Da redação
Luiz Inácio Lula da Silva (PT) e Flávio Bolsonaro (PL) avaliam não participar de debates no primeiro turno das eleições, estratégia considerada legítima por suas equipes. Os dois candidatos concentram cerca de 70% das intenções de voto entre eleitores que já definiram sua escolha, em um universo estimado de 75 milhões de votos, segundo pesquisas.
Pesquisas como a realizada pela MDA/Confederação Nacional do Transporte, entre os dias 5 e 9/8, mostram que seis em cada dez eleitores consideram os debates fundamentais para conhecer melhor os candidatos e suas propostas.
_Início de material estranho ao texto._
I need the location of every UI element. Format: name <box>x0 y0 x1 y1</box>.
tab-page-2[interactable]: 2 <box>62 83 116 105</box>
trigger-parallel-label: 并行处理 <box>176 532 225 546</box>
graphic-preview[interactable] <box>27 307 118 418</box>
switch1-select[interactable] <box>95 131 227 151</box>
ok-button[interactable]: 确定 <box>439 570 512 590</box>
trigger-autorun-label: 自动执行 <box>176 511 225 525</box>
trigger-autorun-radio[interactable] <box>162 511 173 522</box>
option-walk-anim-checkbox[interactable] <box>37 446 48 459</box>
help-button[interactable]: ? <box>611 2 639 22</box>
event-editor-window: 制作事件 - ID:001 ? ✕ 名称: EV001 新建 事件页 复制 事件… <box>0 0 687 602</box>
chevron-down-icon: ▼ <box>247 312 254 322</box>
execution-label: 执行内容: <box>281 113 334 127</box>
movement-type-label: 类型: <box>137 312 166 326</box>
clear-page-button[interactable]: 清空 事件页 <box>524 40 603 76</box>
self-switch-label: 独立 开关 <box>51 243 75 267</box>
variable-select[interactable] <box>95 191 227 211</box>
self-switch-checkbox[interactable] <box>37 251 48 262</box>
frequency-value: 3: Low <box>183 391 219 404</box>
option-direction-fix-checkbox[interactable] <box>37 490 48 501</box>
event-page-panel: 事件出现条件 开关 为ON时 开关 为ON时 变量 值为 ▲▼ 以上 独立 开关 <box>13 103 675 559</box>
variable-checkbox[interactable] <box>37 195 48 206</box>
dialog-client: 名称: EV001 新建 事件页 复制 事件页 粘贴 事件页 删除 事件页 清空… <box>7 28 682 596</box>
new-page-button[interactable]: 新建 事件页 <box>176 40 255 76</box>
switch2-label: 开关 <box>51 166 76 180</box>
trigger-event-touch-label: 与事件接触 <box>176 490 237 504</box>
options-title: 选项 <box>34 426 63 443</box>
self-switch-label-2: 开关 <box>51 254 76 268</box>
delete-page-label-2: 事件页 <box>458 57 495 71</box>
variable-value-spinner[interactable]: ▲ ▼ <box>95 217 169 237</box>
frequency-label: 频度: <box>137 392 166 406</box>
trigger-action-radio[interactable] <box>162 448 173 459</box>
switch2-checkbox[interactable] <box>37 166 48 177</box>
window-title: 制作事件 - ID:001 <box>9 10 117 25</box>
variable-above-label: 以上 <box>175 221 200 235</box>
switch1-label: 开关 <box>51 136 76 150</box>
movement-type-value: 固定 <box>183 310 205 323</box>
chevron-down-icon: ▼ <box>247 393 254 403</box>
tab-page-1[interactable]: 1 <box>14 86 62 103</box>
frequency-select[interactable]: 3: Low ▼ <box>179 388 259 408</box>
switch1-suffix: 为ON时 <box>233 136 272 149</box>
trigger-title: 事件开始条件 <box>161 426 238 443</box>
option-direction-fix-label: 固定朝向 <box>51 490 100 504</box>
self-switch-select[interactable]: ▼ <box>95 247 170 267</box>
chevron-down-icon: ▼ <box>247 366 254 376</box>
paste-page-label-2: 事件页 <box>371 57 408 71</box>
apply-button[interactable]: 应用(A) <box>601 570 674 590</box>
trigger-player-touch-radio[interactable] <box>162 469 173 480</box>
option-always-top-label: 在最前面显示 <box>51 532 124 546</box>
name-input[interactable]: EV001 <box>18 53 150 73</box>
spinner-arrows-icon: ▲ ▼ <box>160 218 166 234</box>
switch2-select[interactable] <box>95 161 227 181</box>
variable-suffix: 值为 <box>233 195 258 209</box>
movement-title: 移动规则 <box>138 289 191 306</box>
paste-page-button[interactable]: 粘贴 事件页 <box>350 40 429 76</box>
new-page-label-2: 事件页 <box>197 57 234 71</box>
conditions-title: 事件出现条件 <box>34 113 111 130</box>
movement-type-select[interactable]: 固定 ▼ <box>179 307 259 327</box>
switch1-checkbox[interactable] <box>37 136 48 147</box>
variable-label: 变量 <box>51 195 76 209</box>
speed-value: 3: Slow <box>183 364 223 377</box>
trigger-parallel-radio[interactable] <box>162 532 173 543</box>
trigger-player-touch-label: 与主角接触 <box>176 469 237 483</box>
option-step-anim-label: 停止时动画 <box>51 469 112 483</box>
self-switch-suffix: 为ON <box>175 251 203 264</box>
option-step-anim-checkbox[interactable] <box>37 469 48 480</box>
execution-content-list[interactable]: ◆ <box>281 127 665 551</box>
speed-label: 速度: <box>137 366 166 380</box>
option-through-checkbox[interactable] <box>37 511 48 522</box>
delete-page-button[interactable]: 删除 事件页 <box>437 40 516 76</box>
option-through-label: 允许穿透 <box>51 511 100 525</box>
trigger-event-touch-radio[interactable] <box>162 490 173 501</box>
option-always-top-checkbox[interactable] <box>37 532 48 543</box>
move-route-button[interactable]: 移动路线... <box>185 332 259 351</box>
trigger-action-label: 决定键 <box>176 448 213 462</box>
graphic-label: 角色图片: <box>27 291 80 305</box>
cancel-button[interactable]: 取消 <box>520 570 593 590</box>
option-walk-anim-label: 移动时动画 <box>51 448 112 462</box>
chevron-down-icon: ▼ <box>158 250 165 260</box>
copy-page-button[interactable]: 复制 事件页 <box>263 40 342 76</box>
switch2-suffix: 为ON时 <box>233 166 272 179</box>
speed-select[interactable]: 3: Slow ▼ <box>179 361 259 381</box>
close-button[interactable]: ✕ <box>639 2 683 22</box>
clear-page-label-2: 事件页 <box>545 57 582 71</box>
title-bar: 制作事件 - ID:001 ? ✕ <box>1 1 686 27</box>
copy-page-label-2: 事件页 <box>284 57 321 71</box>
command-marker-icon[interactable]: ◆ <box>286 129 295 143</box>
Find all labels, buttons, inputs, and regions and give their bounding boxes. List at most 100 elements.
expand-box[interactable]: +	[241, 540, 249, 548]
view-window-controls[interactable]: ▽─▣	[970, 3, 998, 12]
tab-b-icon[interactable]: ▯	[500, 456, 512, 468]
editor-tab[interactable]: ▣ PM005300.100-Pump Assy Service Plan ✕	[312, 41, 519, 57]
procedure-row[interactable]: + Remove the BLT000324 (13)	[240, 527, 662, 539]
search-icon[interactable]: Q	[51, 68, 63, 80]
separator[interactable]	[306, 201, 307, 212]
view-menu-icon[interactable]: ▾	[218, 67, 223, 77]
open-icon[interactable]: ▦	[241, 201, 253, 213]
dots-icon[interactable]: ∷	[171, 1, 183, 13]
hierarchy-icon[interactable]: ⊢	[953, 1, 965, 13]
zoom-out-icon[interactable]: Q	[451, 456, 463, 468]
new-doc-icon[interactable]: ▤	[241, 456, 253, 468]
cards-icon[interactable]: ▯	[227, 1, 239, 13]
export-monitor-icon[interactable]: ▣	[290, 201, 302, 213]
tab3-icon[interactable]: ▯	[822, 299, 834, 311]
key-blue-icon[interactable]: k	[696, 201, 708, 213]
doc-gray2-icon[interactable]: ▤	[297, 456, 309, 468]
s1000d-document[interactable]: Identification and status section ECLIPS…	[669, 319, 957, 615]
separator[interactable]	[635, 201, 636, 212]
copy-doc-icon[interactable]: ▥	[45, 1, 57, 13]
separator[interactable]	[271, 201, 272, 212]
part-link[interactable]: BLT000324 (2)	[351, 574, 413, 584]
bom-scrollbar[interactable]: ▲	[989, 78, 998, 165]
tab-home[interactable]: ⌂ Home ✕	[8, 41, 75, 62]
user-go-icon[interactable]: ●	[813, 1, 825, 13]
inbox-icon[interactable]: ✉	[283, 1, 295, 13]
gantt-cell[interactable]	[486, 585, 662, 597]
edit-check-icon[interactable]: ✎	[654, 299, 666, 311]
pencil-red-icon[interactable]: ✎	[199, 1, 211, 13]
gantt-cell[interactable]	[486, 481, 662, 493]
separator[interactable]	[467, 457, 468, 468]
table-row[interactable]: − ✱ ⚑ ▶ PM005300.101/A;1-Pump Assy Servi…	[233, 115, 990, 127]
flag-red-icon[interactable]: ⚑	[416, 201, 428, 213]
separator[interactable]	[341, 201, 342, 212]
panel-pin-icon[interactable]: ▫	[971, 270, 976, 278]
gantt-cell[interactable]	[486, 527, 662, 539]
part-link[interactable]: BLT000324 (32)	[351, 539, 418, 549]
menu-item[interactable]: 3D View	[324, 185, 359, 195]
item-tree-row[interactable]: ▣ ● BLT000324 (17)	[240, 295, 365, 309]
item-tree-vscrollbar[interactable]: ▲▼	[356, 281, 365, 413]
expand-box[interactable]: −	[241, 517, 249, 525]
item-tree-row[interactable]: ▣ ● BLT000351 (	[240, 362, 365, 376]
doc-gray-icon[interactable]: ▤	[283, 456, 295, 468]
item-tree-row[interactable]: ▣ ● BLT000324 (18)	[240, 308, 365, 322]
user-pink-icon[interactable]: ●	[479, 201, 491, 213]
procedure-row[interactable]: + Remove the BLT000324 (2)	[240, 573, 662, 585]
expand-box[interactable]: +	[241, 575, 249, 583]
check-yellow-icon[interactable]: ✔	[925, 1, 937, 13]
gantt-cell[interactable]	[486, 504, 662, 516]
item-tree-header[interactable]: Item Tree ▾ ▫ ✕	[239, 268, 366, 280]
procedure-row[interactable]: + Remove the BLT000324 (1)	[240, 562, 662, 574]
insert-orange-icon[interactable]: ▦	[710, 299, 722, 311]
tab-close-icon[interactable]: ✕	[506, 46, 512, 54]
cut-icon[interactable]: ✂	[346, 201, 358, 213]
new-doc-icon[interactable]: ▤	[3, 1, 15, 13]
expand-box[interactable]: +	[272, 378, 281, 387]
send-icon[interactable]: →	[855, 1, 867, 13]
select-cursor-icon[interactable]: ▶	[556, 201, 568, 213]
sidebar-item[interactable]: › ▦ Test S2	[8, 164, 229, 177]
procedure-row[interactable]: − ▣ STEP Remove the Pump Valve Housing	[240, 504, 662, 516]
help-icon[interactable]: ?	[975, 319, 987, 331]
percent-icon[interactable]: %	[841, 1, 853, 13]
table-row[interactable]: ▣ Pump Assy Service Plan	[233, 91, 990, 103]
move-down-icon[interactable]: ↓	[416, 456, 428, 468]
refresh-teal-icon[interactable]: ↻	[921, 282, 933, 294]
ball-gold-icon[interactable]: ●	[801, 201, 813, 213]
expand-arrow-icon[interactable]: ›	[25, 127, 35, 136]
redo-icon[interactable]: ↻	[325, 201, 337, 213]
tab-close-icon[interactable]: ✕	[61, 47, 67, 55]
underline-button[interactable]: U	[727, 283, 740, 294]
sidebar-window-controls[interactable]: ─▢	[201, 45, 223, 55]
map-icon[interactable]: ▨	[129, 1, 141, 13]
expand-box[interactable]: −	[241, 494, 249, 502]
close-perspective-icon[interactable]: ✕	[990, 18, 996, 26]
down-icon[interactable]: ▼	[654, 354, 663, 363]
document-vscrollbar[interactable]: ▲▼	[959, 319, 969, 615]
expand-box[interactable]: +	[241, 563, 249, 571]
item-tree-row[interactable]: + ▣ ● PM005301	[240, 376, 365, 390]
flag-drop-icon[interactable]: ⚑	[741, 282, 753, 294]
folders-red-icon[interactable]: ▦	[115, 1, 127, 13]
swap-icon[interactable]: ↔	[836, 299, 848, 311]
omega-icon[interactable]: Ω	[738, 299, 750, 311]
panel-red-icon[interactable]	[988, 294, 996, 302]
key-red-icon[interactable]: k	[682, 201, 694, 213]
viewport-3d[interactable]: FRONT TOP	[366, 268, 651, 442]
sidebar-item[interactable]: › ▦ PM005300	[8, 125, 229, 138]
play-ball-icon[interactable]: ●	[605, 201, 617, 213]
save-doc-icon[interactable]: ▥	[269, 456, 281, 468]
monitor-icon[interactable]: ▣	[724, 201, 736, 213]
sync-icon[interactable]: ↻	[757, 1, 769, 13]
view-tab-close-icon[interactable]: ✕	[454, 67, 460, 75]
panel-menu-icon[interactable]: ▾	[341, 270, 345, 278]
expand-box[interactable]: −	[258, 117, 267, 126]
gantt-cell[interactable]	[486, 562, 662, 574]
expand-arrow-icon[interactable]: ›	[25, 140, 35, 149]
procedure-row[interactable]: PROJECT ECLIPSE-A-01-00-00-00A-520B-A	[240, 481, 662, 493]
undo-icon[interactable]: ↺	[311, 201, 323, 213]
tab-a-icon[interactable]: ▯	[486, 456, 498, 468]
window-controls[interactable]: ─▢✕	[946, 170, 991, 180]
Para 39,5% dos entrevistados, o debate permite avaliar não apenas o perfil dos concorrentes, mas principalmente suas ideias. Outro grupo, de 21,7%, vê nos debates uma boa oportunidade de observar as reações dos candidatos em situações de confronto.
Apesar da importância, 31,9% dos eleitores avaliam que os debates “são ruins” devido a embates pessoais, e 11,7% atribuem ao “formato desgastado” a superficialidade das discussões. Uma minoria, de 25,1%, admite reconsiderar o voto caso o candidato escolhido evite os confrontos eleitorais, de acordo com o levantamento.
A rejeição à ausência em debates também é expressiva: seis em cada dez eleitores demonstram desconfiança quando um candidato não comparece. Entre os motivos apontados, 26,5% suspeitam de “estratégia de campanha”, 24,1% afirmam que o candidato “não está preparado para lidar com pressão” e 20,4% associam a “medo de opiniões divergentes”. Segundo as pesquisas, tanto Lula quanto Flávio Bolsonaro enfrentam rejeição de metade do eleitorado há mais de sete meses.